«La libertà tende all’obesità». La fulminante battuta di quel genio che è stato Leo Longanesi, nell’evidenziare i rischi insiti nel bulimico trasformarsi della libertà in assenza di regole giuridiche ed etiche, coglie anche un altro aspetto della vita della società contemporanea: in poco più di trenta anni, cioè tra il 1975 e il 2016, il numero nel mondo di bambini e adolescenti obesi è aumentato da 11 a 124 milioni per colpa del marketing aggressivo che sin da piccoli spinge verso fast food, bevande zuccherate, alcol e tabacco.

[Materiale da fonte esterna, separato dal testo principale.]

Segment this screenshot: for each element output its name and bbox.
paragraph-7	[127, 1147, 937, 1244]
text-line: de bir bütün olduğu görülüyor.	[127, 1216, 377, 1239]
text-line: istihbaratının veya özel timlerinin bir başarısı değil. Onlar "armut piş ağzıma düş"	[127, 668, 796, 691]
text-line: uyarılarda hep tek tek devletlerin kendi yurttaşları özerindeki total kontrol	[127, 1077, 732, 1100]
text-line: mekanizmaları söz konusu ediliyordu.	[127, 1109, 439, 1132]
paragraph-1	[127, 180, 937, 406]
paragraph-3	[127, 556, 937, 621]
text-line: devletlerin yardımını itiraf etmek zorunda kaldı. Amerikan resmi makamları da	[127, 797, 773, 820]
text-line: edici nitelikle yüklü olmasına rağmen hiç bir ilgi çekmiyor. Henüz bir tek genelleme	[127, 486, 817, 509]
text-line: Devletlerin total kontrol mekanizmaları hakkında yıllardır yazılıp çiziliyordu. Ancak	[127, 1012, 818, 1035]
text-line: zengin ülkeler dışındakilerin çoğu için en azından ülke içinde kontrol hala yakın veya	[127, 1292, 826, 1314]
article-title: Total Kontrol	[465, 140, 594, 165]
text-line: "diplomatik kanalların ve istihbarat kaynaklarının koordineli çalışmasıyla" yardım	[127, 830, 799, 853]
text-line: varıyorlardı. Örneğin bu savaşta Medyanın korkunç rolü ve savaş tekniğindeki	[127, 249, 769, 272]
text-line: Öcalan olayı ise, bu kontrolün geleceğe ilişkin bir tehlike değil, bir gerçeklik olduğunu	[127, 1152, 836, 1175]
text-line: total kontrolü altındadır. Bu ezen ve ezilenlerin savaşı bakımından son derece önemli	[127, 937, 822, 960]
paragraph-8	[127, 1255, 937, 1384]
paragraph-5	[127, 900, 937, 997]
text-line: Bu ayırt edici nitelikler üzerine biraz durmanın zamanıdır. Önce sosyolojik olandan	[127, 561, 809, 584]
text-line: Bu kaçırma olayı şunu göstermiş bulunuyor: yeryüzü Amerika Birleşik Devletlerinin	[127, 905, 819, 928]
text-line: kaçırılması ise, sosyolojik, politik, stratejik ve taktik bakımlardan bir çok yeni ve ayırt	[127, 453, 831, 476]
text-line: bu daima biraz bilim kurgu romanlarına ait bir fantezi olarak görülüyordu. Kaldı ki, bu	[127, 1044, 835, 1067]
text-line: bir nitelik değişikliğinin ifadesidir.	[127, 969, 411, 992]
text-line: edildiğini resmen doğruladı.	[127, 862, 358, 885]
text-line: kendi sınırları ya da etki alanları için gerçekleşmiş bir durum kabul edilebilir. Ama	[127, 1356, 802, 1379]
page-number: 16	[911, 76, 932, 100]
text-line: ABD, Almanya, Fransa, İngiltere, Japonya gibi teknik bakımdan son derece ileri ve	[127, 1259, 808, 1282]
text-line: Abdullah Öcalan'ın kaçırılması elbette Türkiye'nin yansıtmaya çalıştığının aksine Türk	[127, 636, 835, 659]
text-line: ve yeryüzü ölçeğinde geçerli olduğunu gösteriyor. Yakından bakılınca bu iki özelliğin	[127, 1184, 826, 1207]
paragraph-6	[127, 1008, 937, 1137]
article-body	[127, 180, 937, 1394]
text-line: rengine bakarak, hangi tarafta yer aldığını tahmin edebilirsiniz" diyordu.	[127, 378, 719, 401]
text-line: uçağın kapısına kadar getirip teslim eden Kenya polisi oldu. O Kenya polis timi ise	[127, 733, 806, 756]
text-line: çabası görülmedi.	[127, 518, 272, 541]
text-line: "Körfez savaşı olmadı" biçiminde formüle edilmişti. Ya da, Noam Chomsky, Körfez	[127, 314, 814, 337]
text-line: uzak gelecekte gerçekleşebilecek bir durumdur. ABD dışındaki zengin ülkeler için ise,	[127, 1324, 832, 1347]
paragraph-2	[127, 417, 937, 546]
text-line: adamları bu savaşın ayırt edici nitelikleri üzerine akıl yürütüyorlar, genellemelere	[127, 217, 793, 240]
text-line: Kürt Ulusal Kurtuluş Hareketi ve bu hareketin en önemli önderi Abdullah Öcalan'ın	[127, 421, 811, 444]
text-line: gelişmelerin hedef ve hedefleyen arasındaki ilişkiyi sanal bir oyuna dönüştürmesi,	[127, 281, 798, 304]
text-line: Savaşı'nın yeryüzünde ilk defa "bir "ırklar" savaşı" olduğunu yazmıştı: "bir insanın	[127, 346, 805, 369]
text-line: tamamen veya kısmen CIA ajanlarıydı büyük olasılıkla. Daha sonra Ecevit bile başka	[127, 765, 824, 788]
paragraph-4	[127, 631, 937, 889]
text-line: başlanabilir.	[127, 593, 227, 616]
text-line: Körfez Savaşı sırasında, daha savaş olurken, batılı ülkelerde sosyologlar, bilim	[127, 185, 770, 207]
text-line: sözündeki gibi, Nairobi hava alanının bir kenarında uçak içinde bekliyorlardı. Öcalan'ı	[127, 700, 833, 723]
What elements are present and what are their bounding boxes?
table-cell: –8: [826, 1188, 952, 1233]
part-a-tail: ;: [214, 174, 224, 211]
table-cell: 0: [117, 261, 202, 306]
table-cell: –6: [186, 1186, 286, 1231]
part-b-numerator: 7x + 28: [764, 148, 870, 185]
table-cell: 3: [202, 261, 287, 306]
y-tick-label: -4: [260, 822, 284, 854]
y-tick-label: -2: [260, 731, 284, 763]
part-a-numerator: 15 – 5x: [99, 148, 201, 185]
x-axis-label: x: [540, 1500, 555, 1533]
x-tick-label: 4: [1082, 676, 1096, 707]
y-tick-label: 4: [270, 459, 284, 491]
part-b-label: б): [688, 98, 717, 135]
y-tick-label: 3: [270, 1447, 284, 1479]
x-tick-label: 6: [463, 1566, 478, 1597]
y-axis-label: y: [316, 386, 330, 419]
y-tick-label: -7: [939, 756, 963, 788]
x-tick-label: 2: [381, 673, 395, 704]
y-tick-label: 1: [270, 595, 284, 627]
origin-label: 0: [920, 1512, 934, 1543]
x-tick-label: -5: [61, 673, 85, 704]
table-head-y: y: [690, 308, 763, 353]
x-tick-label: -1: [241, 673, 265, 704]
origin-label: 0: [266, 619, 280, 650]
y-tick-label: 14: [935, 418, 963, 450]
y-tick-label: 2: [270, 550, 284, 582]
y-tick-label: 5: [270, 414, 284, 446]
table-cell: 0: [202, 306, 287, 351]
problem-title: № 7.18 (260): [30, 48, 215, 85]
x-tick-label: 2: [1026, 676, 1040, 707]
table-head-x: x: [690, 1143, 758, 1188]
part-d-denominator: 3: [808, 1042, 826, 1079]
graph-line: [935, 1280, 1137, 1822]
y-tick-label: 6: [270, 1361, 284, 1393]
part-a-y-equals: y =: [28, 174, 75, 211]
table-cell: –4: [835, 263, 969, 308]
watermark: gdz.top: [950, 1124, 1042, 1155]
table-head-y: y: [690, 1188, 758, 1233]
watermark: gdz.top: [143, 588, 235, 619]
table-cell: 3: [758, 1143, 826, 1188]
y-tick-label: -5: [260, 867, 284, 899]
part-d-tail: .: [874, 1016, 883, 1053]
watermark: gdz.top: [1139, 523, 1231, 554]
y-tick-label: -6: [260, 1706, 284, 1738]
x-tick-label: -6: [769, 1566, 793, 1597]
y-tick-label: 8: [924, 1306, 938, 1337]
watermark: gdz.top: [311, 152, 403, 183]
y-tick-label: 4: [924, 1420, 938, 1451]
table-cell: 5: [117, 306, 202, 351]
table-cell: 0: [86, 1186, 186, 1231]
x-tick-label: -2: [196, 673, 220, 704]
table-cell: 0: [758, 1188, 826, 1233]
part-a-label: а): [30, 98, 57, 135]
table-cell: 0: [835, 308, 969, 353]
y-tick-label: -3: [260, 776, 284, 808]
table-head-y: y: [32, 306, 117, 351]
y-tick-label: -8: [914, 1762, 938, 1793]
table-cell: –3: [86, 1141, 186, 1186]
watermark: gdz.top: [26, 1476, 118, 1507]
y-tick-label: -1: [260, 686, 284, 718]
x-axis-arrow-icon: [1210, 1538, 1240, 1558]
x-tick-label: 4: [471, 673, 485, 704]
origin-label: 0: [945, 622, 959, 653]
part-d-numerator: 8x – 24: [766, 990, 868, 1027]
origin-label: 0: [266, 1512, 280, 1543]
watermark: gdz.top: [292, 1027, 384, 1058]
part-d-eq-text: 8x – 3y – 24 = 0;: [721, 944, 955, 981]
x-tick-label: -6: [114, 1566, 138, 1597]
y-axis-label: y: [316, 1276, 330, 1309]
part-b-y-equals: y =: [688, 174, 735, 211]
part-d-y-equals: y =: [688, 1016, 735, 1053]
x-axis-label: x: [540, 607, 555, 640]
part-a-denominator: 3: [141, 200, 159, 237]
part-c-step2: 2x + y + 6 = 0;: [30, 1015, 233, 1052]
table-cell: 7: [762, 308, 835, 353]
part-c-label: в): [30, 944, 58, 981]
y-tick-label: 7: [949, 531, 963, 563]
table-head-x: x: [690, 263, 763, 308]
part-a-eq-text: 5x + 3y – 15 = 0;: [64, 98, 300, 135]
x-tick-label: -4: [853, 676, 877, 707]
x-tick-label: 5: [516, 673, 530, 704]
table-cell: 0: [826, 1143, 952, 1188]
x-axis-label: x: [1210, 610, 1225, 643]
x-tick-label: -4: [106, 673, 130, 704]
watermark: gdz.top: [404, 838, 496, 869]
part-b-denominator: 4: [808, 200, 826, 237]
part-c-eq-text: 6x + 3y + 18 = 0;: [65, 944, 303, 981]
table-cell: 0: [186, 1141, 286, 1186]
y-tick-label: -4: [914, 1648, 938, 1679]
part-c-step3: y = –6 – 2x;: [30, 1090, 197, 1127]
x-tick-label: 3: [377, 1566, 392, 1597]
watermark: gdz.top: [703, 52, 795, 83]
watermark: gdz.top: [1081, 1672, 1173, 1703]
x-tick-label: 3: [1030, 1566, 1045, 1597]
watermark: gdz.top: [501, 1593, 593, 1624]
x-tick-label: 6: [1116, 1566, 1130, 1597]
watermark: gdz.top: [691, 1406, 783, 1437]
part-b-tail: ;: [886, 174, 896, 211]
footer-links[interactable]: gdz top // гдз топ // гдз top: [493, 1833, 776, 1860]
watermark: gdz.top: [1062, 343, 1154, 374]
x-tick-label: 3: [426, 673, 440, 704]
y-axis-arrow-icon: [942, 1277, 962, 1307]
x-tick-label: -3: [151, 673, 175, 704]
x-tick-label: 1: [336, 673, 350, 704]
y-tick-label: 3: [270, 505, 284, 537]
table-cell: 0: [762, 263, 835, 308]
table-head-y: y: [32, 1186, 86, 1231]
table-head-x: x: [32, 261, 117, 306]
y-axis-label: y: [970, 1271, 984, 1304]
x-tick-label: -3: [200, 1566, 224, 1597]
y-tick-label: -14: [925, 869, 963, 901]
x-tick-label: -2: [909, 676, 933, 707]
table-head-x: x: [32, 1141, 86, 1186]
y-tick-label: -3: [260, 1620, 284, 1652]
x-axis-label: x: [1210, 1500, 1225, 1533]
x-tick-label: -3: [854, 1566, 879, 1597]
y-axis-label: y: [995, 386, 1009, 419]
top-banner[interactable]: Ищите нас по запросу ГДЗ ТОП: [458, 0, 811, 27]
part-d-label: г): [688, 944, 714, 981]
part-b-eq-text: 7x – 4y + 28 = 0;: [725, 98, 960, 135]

Il dato è emerso dal Rapporto di Unicef, Oms e Lancet. In Italia si stimano più di due milioni di giovanissimi obesi, circa un quarto della popolazione tra i 3 e i 17 anni. Secondo gli studiosi ad incidere è l’abbandono dei principi della dieta mediterranea: si consumano sempre meno frutta e verdura, sempre più cibi processati, poveri sul piano nutrizionale. A questo punto, per gli esperti, si è giunti a causa dello strapotere delle industrie alimentari multinazionali, che – usando come un grimaldello la liberalizzazione del commercio – favoriscono modelli in cui i fanciulli sono trasformati in contenitori da riempire di cibo, invece che di attenzioni. È come se il mondo si dividesse in due: da una parte l’umanità malnutrita e affamata, dall’altra quella supernutrita. Che non sia più solo una questione geografica lo ha sottolineato fa papa Francesco: i 700 milioni di persone in sovrappeso sono «vittime di abitudini alimentari sbagliate, non sono più semplicemente emblematici della dieta dei popoli dell’opulenza, ma iniziano ad abitare anche in Paesi a basso reddito, dove si continua a mangiare poco e male, copiando modelli alimentari delle aree sviluppate». Le conseguenze? Sono evidenti e drammatiche, sul piano fisico e quello spirituale: il troppo avere, proprio come la libertà che tende all’obesità, porta l’interiorità a farsi esangue, mentre lo spirito si intisichisce e la mente si ottunde. «Serve uno stile di vita che ci permetta di coltivare un rapporto sano con noi stessi, con i nostri fratelli e con l’ambiente in cui viviamo», osserva il Santo Padre.
Probabilmente, è l’unica strada possibile: la sobrietà non è solo un impegno di carità fraterna verso i miseri, bensì anche un atto di auto-educazione e di trasformazione personale, passando dall’istinto brutale vorace al dominio di sé. Si tratta, insomma, di coltivare stili di vita ispirati ad una visione riconoscente di ciò che ci viene dato, cercando temperanza, moderazione e solidarietà, con maggiore attenzione ai bisogni dell’altro. Ancora papa Francesco, illuminante: «Così come è necessario il coraggio della felicità, ci vuole anche il coraggio della sobrietà».